Cannot train Wav2Vec2 processor with Wav2Vec2 or HuBERT

Hello everyone, I tried to build a processor for Wav2Vec2 and HuBERT following up this blog post, but my WER was ~ 0.99 all the time. Does anyone know how to deal with it?

Here are some config file I have

# preprocessor_config.json
{
  "do_normalize": true,
  "feature_extractor_type": "Wav2Vec2FeatureExtractor",
  "feature_size": 1,
  "padding_side": "right",
  "padding_value": 0.0,
  "processor_class": "Wav2Vec2Processor",
  "return_attention_mask": true,
  "sampling_rate": 16000
}
# special_tokens_map.json
{"bos_token": "<s>", "eos_token": "</s>", "unk_token": "<unk>", "pad_token": "<pad>"}
# tokenizer_config.json
{"unk_token": "<unk>", "bos_token": "<s>", "eos_token": "</s>", "pad_token": "<pad>", "do_lower_case": false, "word_delimiter_token": "|", "replace_word_delimiter_char": " ", "tokenizer_class": "Wav2Vec2CTCTokenizer", "processor_class": "Wav2Vec2Processor"}
# vocab.json
{"n": 0, "v": 1, "q": 2, "'": 3, "t": 4, "y": 5, "c": 6, "d": 7, "x": 8, "e": 10, "f": 11, "o": 12, "u": 13, "g": 14, "h": 15, "m": 16, "s": 17, "i": 18, "z": 19, "r": 20, "w": 21, "a": 22, "l": 23, "j": 24, "b": 25, "p": 26, "k": 27, "|": 9, "<unk>": 28, "<pad>": 29}

Here is the training argument I used for fine tuning

batch = 4
epoch = 8
# load processor with all config files
processor = Wav2Vec2Processor.from_pretrained("../processor")
print(f"------------ batch {batch}, epoch {epoch} ----------------")
model = AutoModelForCTC.from_pretrained(
    "facebook/wav2vec2-base", 
    ctc_loss_reduction="mean", 
    pad_token_id=processor.tokenizer.pad_token_id)
model.freeze_feature_extractor()
training_args = TrainingArguments(
    group_by_length=True,
    per_device_train_batch_size=batch,
    evaluation_strategy="steps",
    num_train_epochs=epoch,
    fp16=True,
    gradient_checkpointing=True,
    save_steps=100,
    eval_steps=100,
    logging_steps=100,
    learning_rate=1e-4,
    weight_decay=0.005,
    warmup_steps=50,
    save_total_limit=2,
    logging_dir='../logs',
    data_seed=42,
    metric_for_best_model="wer",
    greater_is_better=False,
    seed=42,
    load_best_model_at_end=True)
trainer = Trainer(
    model=model,
    data_collator=data_collator,
    args=training_args,
    compute_metrics=compute_metrics,
    train_dataset=wls_dt["train"],
    eval_dataset=wls_dt["test"],
    tokenizer=processor.feature_extractor)
trainer.train()

data_collator and compute_metrics are exact the same from the blog post.

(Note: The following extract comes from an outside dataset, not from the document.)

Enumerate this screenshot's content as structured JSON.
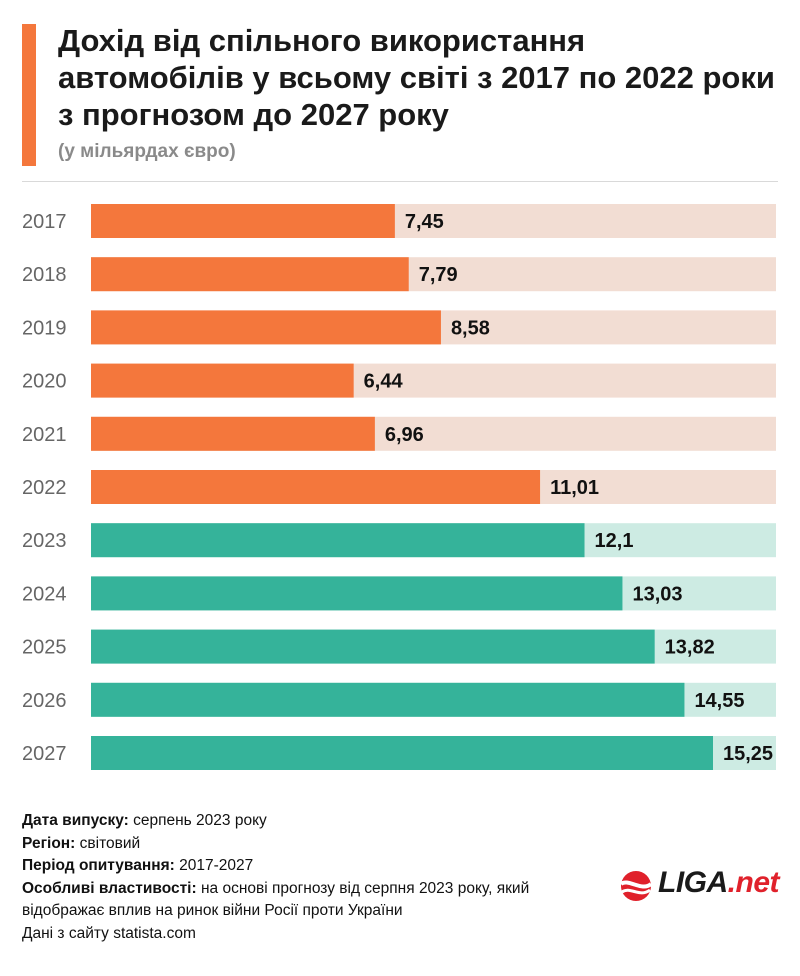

Thanks!

I was stuck in a similar position. For Hubert at least, if you are using Hubert-base which is a smaller model (90M params), the training takes time to show results. For me, on librispeech clean, it took around 25 epochs at a learning rate of 1e-5 for the WER to go down from 0.99. Although, I was using a smaller dataset, only the validation set for the training and if you are using, for example, train.100, it should be in fewer number of epochs.

Yes I got it solved! Double check the pre-processing and metafile - in my case it was wrongly aligned audio-text pairs

That’s interesting. As I mentioned above, I found that I wasn’t training for enough time.